Why A/B Testing Fails in Two-Sided Marketplaces (and How to Fix It with Switchback Testing)

Author(s): Swaroop

Originally published on Towards AI.

Why A/B Testing Fails in Two-Sided Marketplaces (and How to Fix It with Switchback Testing)

By Swaroop Hadke

1. Introduction: The Hidden Trap of Network Effects

Standard A/B testing is dangerous in two-sided marketplaces. If you treat a ride-hailing app or a delivery network like a standard e-commerce store, you aren’t just getting noisy data — you are often actively cannibalizing your own network.

In a typical A/B test (say, testing a “Buy Now” button color), we rely on the SUTVA (Stable Unit Treatment Value Assumption). This is the statistical guarantee that User A’s behavior doesn’t impact User B.

In a marketplace, SUTVA effectively doesn’t exist.

Here is the scenario that breaks standard testing: You want to test a new dynamic pricing algorithm designed to lower prices and boost conversion.

Group A (Treatment) sees lower prices.

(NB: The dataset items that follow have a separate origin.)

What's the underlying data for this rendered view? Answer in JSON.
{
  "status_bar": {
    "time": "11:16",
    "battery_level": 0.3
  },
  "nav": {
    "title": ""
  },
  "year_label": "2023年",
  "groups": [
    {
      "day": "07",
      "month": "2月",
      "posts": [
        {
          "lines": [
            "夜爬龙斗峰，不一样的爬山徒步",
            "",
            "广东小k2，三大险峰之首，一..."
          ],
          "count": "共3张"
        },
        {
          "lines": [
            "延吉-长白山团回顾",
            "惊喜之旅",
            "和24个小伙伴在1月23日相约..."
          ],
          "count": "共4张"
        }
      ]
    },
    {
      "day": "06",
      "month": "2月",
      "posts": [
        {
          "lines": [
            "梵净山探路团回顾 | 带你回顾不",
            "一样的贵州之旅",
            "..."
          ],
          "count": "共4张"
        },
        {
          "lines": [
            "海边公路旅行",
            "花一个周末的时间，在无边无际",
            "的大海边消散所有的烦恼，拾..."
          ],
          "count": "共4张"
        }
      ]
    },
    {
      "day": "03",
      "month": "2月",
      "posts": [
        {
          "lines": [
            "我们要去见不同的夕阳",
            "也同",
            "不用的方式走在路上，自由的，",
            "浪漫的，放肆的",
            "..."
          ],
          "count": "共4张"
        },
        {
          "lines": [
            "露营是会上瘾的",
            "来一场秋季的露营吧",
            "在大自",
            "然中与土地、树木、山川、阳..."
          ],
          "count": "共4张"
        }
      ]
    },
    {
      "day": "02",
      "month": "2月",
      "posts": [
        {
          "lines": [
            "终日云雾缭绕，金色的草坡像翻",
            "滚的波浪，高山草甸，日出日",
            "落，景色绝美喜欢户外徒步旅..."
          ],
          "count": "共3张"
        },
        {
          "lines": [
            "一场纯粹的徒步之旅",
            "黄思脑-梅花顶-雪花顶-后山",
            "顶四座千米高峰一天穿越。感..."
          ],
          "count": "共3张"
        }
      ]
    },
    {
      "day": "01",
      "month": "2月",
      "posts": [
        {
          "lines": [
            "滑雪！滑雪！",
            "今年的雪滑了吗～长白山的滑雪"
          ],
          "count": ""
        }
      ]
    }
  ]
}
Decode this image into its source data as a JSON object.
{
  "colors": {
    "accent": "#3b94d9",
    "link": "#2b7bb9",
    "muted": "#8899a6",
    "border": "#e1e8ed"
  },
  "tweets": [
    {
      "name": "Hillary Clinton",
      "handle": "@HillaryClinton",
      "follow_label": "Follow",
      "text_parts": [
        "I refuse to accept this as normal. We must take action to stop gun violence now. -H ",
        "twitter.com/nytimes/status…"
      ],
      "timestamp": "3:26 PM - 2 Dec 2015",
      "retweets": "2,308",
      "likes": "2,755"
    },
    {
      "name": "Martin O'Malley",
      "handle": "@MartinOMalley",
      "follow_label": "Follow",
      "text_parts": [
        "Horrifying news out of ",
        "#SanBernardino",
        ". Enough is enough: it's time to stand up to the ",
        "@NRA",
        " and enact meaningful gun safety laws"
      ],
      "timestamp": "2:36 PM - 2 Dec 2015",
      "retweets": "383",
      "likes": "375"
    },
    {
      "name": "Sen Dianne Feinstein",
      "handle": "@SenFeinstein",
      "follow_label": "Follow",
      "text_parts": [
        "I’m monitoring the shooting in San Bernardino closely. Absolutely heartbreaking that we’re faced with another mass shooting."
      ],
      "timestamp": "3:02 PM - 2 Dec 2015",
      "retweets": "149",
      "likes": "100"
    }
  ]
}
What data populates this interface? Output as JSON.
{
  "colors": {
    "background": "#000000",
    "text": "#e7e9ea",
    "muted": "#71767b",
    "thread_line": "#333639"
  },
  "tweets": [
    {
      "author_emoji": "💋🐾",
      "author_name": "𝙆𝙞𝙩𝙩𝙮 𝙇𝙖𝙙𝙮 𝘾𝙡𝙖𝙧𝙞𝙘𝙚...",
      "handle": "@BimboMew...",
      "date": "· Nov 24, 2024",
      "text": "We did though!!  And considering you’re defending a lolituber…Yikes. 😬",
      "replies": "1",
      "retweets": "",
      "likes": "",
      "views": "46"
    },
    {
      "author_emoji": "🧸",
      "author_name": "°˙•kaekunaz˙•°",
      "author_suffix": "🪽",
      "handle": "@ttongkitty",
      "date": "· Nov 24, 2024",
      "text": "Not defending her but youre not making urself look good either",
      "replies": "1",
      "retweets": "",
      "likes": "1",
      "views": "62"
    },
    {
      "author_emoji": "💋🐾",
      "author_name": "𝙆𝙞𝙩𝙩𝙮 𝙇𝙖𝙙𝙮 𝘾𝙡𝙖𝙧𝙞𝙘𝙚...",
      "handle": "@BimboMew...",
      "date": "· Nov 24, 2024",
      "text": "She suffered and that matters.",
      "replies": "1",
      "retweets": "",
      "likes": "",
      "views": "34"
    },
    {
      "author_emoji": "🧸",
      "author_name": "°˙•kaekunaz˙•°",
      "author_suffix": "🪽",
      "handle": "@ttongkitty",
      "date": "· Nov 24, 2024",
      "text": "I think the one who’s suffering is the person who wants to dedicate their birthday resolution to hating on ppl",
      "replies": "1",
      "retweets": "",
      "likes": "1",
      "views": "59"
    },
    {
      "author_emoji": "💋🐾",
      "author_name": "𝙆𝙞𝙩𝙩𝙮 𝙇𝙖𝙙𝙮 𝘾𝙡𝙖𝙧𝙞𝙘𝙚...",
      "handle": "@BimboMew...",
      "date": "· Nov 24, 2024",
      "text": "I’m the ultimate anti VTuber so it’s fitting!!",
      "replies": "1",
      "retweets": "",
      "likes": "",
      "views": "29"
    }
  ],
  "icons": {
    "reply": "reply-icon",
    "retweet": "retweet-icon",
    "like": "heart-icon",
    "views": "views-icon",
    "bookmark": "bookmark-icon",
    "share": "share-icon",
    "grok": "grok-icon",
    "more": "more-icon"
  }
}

They naturally flood the system with orders.
Group B (Control) sees normal prices.

Because your supply (drivers/couriers) is finite, Group A consumes all the available drivers. When Group B users try to book, they face longer wait times or “No Drivers Available” errors. Group B’s performance degrades artificially because of Group A’s activity.

If you look at the raw data, your algorithm looks like a massive success. In reality, you simply stole resources from your control group. This phenomenon is called Interference, and to solve it, we have to stop randomizing by User and start randomizing by Time.

This is where Switchback Testing becomes a requirement, not a luxury.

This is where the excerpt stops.